От света вторгшихся на кладбище фонариков зашевелились гады и насекомые, просыпались совы — птицы из птичника смерти. Лучи электрических фонариков просверливали в разных направлениях мрак и освещали могилы, заросшие травой. Неожиданно всю ватагу будто парализовало: из одной могилы, близ которой они проходили, послышался какой-то шум, какой-то голос.
Боби благодаря своему высокому росту смог, вытянув шею, увидеть, что происходило на дне могилы, которую обстреливали стрелы лучей. Тут, тут, именно тут прячут листовки, — подумали все. Боби удалось разглядеть человеческую фигуру — кто-то как будто хоронил кости с остатками похожей на банановую шкурку кожи, череп с остатками волос, остатки зубов, вылезавших из безгубого рта.
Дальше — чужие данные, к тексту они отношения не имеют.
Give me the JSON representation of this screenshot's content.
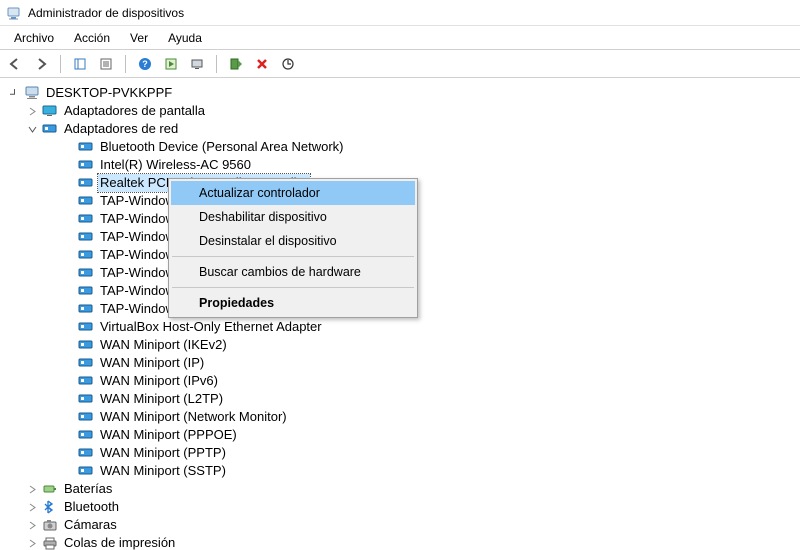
{
  "window": {
    "title": "Administrador de dispositivos"
  },
  "menu": {
    "file": "Archivo",
    "action": "Acción",
    "view": "Ver",
    "help": "Ayuda"
  },
  "tree": {
    "root": "DESKTOP-PVKKPPF",
    "categories": [
      {
        "name": "Adaptadores de pantalla",
        "expanded": false
      },
      {
        "name": "Adaptadores de red",
        "expanded": true,
        "children": [
          "Bluetooth Device (Personal Area Network)",
          "Intel(R) Wireless-AC 9560",
          "Realtek PCIe GbE Family Controller",
          "TAP-Windows",
          "TAP-Windows",
          "TAP-Windows",
          "TAP-Windows",
          "TAP-Windows",
          "TAP-Windows",
          "TAP-Windows",
          "VirtualBox Host-Only Ethernet Adapter",
          "WAN Miniport (IKEv2)",
          "WAN Miniport (IP)",
          "WAN Miniport (IPv6)",
          "WAN Miniport (L2TP)",
          "WAN Miniport (Network Monitor)",
          "WAN Miniport (PPPOE)",
          "WAN Miniport (PPTP)",
          "WAN Miniport (SSTP)"
        ]
      },
      {
        "name": "Baterías",
        "expanded": false
      },
      {
        "name": "Bluetooth",
        "expanded": false
      },
      {
        "name": "Cámaras",
        "expanded": false
      },
      {
        "name": "Colas de impresión",
        "expanded": false
      }
    ]
  },
  "context_menu": {
    "update_driver": "Actualizar controlador",
    "disable_device": "Deshabilitar dispositivo",
    "uninstall_device": "Desinstalar el dispositivo",
    "scan_hw": "Buscar cambios de hardware",
    "properties": "Propiedades"
  }
}
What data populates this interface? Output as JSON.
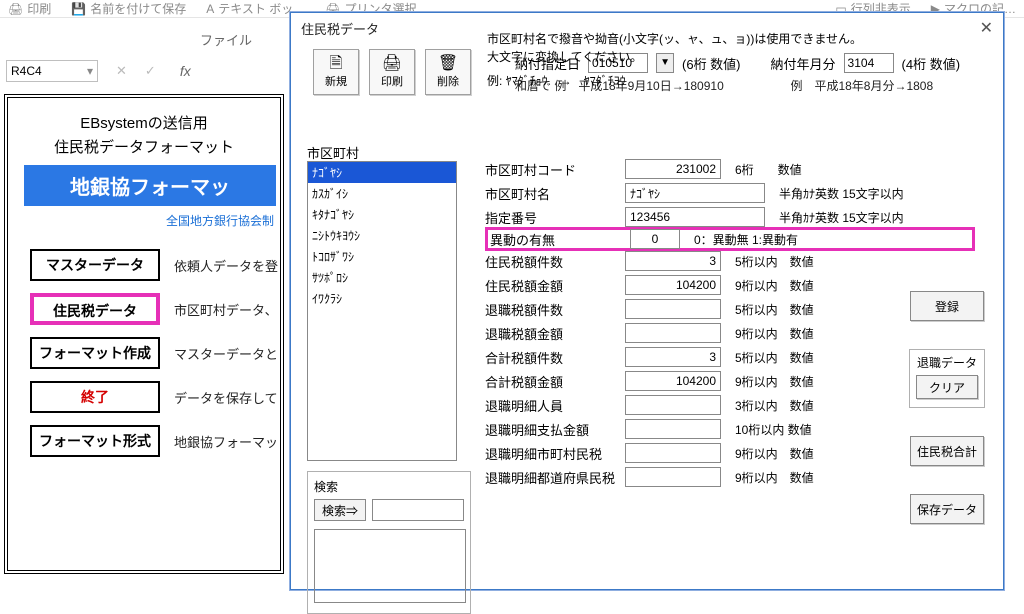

Побледнев как мертвец, Гринго отшатнулся. Он не мог говорить — его бросало то в жар, то в холод. И он, конечно, немедля бросился бы бежать со страху, если бы не узнал, что тот, кто в руках держал человеческие останки, — непонятно лишь было, хоронил ли он либо выкопал их, — был Хуамбо.
Ослепленный лучами электрических фонариков, мулат испуганно прижался к стенке могильной ямы, но успокоился, как только среди лиц, в ливне устремленных на него горящих глаз, различил лицо внука своего хозяина.
Петушок, стоявший рядом с Боби, спросил мулата, что он делает, почему оскверняет могилу.
— Я говорю с погребенными! Отец говорит со мной!
— Дикарь! — в ужасе закричал Боби.
— Отец не оставлял меня в горах, нет! Я спрашивал его здесь, и он мне отвечал: нет! Отец дарил меня дедушке Боби, это да, но не оставлял меня в горах, чтобы меня сожрал ягуар, — это нет… — Кто мне сказал?… — Он прислушался к голосам и продолжал говорить: — Дедушка Боби мне это сказал однажды, дважды, трижды, сто раз, тысячу раз…Отец нет, отец меня не оставил в горах, чтобы сожрал ягуар! И я разрыл его, и говорил с ним, и просил прощения у него — закрыл ему глаза, открытые под землей глаза, как у всех бедняков после смерти, потому что они ждут… ждут… я разрыл его и просил прощения — за себя, за ягуара, который меня не сожрал, за Анастасию, которая его покинула… (Мулат потряс костями.) Прости, отец, прости, что я проклинал тебя, что плевал на землю всякий раз, как слышал твое имя! Я — твоя кровь и буду твоими костьми!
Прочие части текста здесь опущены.